August is the Sunday of months, emblematic of just how hard it can be to enjoy our time when we know it’s coming to an end. Right now, in New York City, it’s still very much summer, the greenmarket spilling over with zebra-striped tomatoes and ground cherries wrapped like tiny presents in their loose paper husks. We still can take the subway to Brighton Beach, so long as there’s not a hurricane, and let the cool waves lap at our calves; still meet a friend to split a bottle of wine and a wedge of Brie in the park and stay sprawled in the lengthening shadows till dusk falls at 8 o’clock, or close to it, anyway, and even then—look there!—the fireflies will start to glow.
But even when I’m doing my best to stay in the moment, watching E.T. outdoors while the stars light up overhead or racing to lick the ice-cream cone before it drips down the front of my dress, the knowledge that summer is almost over is like a wash of watercolor brushed on wet paper, seeping slowly in from the corners of my mind. It’s also in August that I’m most prone to existential crises, crooning along to Neil Young on the clock radio while I lie in bed with the AC blasting all afternoon, furious with myself for wasting the day when I should be out living, worrying over what exactly what living is supposed to look like.
In the poem “You Can’t Have It All,” Barbara Ras captures the particular sadness of appreciating love and beauty when you know you’re bound to lose them. You can’t have it all, the poem’s title reminds us, but immediately Ras sets about listing all the things we can have, if we can bear to notice them:
But you can have the fig tree and its fat leaves like clown hands
gloved with green.

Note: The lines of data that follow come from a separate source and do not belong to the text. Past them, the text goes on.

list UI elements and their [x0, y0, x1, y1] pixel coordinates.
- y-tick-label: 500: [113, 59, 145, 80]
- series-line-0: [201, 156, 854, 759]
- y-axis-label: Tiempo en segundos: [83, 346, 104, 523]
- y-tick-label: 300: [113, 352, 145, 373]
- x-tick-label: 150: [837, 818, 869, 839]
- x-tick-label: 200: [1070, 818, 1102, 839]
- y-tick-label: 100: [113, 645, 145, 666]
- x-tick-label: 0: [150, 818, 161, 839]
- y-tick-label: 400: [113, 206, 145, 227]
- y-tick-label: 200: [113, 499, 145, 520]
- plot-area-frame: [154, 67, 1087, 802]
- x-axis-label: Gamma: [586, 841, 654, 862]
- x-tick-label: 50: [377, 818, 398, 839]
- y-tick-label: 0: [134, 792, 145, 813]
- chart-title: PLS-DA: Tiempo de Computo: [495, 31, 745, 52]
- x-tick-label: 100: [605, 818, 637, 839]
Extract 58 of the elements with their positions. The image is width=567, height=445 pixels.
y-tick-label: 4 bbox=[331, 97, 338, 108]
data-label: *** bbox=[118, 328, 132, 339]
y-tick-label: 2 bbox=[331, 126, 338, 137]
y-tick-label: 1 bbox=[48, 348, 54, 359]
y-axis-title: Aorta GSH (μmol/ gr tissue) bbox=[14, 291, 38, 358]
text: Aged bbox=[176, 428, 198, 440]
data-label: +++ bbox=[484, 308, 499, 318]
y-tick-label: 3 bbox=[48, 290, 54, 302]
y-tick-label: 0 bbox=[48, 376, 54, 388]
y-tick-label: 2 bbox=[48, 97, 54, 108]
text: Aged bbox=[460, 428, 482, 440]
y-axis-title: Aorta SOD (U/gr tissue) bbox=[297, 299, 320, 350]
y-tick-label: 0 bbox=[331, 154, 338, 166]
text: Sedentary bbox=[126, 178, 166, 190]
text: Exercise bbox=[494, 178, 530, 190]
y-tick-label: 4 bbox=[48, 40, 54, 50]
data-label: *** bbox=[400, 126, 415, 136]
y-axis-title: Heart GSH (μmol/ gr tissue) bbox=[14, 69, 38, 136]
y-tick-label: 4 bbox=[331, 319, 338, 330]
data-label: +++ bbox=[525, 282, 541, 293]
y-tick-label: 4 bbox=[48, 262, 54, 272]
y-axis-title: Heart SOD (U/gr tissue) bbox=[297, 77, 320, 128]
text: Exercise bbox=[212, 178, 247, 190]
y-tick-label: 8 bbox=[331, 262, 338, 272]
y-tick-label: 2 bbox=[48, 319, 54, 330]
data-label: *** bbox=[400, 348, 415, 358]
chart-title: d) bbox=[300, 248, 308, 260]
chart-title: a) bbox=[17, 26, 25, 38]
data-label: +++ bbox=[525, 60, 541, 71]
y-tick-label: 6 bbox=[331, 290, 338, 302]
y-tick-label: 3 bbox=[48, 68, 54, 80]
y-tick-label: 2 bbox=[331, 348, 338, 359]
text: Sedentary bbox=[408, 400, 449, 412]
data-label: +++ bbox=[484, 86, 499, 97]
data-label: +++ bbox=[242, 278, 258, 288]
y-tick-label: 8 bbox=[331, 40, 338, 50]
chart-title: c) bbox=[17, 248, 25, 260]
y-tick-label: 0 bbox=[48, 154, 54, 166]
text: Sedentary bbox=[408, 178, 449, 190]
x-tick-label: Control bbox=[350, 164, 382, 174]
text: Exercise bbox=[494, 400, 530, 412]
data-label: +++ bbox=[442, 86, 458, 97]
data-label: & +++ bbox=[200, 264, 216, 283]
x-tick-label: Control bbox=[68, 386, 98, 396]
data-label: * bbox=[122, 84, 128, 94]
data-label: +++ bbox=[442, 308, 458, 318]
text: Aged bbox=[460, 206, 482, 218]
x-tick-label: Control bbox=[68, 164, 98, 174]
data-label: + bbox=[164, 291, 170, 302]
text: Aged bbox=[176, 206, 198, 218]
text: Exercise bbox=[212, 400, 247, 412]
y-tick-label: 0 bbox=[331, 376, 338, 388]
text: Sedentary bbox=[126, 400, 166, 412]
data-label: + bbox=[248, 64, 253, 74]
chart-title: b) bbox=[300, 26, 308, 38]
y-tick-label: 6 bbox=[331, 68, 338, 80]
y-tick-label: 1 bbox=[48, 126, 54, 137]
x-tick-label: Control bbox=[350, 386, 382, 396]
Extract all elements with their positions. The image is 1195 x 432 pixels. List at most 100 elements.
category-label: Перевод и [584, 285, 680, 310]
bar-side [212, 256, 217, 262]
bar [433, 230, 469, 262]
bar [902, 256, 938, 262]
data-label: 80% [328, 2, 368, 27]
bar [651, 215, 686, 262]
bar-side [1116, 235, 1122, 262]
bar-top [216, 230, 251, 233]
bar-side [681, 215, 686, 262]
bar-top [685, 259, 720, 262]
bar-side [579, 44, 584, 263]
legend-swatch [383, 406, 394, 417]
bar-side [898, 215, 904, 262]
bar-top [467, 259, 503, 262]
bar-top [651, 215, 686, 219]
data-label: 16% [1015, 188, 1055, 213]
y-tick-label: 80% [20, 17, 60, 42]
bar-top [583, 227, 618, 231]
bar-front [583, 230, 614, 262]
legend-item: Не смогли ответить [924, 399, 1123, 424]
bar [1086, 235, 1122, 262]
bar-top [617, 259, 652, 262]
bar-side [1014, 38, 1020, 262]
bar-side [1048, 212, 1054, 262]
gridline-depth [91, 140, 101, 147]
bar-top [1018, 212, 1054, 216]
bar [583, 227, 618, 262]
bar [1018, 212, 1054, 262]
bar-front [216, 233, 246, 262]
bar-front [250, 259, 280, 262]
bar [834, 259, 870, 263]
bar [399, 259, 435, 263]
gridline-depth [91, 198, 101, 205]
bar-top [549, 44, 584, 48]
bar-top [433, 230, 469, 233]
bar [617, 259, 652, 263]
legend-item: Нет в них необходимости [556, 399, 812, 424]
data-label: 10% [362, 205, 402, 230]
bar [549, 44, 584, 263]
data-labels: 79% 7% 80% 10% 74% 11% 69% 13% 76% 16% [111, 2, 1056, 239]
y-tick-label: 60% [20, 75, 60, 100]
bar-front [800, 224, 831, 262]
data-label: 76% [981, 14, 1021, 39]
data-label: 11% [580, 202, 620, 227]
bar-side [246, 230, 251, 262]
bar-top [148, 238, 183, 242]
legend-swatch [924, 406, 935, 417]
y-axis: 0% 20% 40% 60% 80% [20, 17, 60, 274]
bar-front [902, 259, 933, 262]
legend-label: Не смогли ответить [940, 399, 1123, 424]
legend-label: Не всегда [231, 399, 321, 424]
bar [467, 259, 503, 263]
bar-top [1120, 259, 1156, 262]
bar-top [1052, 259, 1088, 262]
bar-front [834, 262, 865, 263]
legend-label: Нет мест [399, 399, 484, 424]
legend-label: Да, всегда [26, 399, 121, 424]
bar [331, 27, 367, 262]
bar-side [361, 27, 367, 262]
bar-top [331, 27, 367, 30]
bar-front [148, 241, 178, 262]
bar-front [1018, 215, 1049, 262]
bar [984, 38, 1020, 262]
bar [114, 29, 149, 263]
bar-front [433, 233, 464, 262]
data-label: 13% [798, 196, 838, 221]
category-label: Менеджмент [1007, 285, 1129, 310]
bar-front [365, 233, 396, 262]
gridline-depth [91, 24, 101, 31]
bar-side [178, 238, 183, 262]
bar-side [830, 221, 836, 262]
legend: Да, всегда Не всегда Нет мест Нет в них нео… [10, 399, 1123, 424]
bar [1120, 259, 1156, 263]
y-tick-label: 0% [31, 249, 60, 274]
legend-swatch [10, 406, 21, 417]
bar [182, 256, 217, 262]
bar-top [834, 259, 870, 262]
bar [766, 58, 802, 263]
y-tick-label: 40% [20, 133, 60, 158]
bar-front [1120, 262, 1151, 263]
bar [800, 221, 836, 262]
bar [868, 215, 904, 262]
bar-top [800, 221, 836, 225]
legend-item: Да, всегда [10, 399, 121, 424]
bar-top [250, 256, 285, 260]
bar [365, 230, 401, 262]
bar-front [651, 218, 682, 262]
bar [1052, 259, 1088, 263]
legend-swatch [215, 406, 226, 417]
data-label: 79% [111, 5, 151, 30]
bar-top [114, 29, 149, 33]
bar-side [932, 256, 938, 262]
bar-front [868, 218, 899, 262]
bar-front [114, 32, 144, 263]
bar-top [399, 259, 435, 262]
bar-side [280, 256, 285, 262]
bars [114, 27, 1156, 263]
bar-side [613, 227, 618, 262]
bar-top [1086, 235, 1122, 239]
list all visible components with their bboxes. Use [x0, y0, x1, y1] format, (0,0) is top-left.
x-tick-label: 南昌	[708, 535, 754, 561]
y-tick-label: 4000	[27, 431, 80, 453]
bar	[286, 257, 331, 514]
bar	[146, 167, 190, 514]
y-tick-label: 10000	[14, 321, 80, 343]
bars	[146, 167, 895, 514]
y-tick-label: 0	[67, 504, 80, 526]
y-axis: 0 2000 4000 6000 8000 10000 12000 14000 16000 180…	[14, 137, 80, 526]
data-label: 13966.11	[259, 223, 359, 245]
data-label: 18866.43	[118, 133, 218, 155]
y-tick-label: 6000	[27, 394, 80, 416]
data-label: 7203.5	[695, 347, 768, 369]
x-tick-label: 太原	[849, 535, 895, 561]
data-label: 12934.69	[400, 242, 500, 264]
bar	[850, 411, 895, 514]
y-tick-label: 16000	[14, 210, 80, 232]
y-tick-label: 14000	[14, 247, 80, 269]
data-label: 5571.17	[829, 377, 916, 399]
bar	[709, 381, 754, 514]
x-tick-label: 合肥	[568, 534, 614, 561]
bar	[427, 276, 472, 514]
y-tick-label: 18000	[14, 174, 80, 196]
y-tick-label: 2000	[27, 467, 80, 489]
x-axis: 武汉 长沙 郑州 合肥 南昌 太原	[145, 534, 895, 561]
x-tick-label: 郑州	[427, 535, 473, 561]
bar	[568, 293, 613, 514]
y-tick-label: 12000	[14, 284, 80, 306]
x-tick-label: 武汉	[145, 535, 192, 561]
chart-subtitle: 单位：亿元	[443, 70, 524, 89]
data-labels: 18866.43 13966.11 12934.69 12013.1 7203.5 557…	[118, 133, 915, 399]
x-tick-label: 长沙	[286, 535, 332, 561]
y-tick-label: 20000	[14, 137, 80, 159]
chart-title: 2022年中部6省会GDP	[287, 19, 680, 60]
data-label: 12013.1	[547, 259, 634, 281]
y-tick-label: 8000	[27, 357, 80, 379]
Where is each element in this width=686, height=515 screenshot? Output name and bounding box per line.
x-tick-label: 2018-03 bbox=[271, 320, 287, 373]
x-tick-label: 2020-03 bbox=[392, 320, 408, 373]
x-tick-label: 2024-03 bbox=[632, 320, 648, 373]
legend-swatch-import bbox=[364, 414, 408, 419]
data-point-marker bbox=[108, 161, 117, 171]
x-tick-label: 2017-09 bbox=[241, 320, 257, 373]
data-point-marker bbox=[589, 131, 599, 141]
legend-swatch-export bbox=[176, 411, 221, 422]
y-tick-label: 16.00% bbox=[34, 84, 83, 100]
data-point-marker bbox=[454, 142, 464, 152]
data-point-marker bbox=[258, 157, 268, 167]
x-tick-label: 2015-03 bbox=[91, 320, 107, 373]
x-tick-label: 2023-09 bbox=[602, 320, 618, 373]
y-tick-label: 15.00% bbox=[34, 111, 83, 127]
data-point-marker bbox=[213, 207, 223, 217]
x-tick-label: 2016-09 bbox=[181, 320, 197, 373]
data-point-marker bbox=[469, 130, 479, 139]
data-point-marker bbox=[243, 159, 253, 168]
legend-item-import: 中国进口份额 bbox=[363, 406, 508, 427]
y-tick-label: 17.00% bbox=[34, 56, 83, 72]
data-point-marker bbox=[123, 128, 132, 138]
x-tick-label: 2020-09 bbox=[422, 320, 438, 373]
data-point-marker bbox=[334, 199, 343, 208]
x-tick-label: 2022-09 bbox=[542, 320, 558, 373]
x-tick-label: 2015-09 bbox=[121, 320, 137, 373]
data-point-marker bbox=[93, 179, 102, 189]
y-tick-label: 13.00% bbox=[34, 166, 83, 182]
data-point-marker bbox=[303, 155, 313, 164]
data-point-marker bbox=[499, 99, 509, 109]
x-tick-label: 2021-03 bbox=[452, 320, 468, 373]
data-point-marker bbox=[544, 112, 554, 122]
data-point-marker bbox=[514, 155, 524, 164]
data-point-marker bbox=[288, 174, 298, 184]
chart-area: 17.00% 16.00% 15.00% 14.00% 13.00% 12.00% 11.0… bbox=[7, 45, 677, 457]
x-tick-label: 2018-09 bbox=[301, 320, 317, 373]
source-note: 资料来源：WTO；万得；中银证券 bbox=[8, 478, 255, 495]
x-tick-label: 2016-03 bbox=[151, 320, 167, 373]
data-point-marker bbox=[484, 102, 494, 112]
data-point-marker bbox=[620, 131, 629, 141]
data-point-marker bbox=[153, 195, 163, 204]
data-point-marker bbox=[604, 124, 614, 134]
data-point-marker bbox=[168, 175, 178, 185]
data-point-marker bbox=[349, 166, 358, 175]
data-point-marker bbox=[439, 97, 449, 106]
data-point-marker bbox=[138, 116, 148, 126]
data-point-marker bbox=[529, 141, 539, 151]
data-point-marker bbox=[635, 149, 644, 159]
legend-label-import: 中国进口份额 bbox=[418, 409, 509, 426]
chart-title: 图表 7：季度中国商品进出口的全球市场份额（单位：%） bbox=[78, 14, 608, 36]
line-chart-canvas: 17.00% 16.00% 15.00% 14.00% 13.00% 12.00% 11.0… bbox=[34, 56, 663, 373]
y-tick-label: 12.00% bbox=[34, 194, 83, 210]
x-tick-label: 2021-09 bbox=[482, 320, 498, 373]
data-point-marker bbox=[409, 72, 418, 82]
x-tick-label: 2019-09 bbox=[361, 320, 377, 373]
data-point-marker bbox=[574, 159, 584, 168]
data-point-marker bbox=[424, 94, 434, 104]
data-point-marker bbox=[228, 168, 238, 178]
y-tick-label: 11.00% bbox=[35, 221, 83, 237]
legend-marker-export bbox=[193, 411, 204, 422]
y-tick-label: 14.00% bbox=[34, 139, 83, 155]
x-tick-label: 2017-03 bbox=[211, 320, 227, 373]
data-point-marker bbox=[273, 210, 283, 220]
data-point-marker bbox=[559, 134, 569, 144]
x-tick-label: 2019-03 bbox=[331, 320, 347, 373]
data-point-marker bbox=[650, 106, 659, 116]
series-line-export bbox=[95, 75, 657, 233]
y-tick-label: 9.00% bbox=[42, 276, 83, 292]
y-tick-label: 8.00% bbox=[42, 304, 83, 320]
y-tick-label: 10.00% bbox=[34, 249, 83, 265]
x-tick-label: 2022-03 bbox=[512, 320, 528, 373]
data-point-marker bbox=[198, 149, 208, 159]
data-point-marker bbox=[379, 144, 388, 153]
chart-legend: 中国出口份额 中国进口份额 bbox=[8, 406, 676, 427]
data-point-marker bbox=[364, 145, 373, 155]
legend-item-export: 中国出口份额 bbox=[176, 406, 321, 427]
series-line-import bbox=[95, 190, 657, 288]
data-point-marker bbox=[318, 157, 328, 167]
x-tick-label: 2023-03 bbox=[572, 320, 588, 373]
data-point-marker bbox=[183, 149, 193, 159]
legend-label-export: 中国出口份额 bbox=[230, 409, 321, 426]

You can have the touch of a single eleven-year-old finger
on your cheek, waking you at one a.m. to say the hamster is back.
You can have the purr of the cat and the soulful look
of the black dog, the look that says, If I could I would bite
every sorrow until it fled, and when it is August,
you can have it August and abundantly so.
Abundantly August: Reading that line, I remember waking up at a friend’s house in the Berkshires, the summer after I’d moved away. I heard the wind rustling the red oak tree’s glossy leaves, watched the white curtains flutter in the breeze, and I began to cry. I thought maybe I was sad about my relationship with the then-boyfriend sleeping beside me, who I can now say I loved, though I didn’t say it to him at the time. But really I think I was anticipating how I’d miss the mountains I’d called home for a few years when I left again. Now when I remember that morning, I miss it all: the wind in the trees, the ex-boyfriend, that summer when I was 31, none of which I’m ever getting back.
There’s another line in “You Can’t Have It All” that makes me tear up every time I read it:
You can have your grandfather sitting on the side of your bed,
at least for a while,
The line goes on after that, but though I’ve memorized most the poem I find I can never remember the phrase that follows, my mind leaping to my own grandmother in Tennessee, the way she’d laugh so hard she couldn’t finish her own stories, the box of Whitman’s assorted chocolates I knew I’d find each time I came to visit, waiting on my neatly made bed.
Anyway, that’s the best poem I know about August. The best poem I know about Sundays is actually just one of Angela’s monologues from My So-Called Life:
"There's something about Sunday night that really makes you want to kill yourself, especially if you've just been totally made a fool of by the only person you'll ever love, and you have a geometry midterm on Monday, which you still haven't studied for because you can't, because Brian Krakow has your textbook, and you're too embarrassed to even deal with it. And your little sister's completely finished with her homework, which is just, like, so simple and mindless a child could do it. And that creepy 60 Minutes watch that sounds like your whole life ticking away."
How has 60 Minutes kept that same tick-tock going all these years, without inspiring mass rebellion? Perhaps we’re all too demoralized by the sound to do anything about it. In any case, of course it’s rather obvious to prefer beginnings, the proud wick of a new candle, the just-cracked hiss of seltzer, unpacking boxes in a new apartment and vowing that this time I’ll sweep every day and never-ever toss my bras so carelessly over the back of chairs. I feel best in late May and early June, the promise of so many long green days ahead. But the reason I don’t like August is the same reason I suppose I need it. In June, there’s no need to do anything but look ahead. When August comes, I face the truth.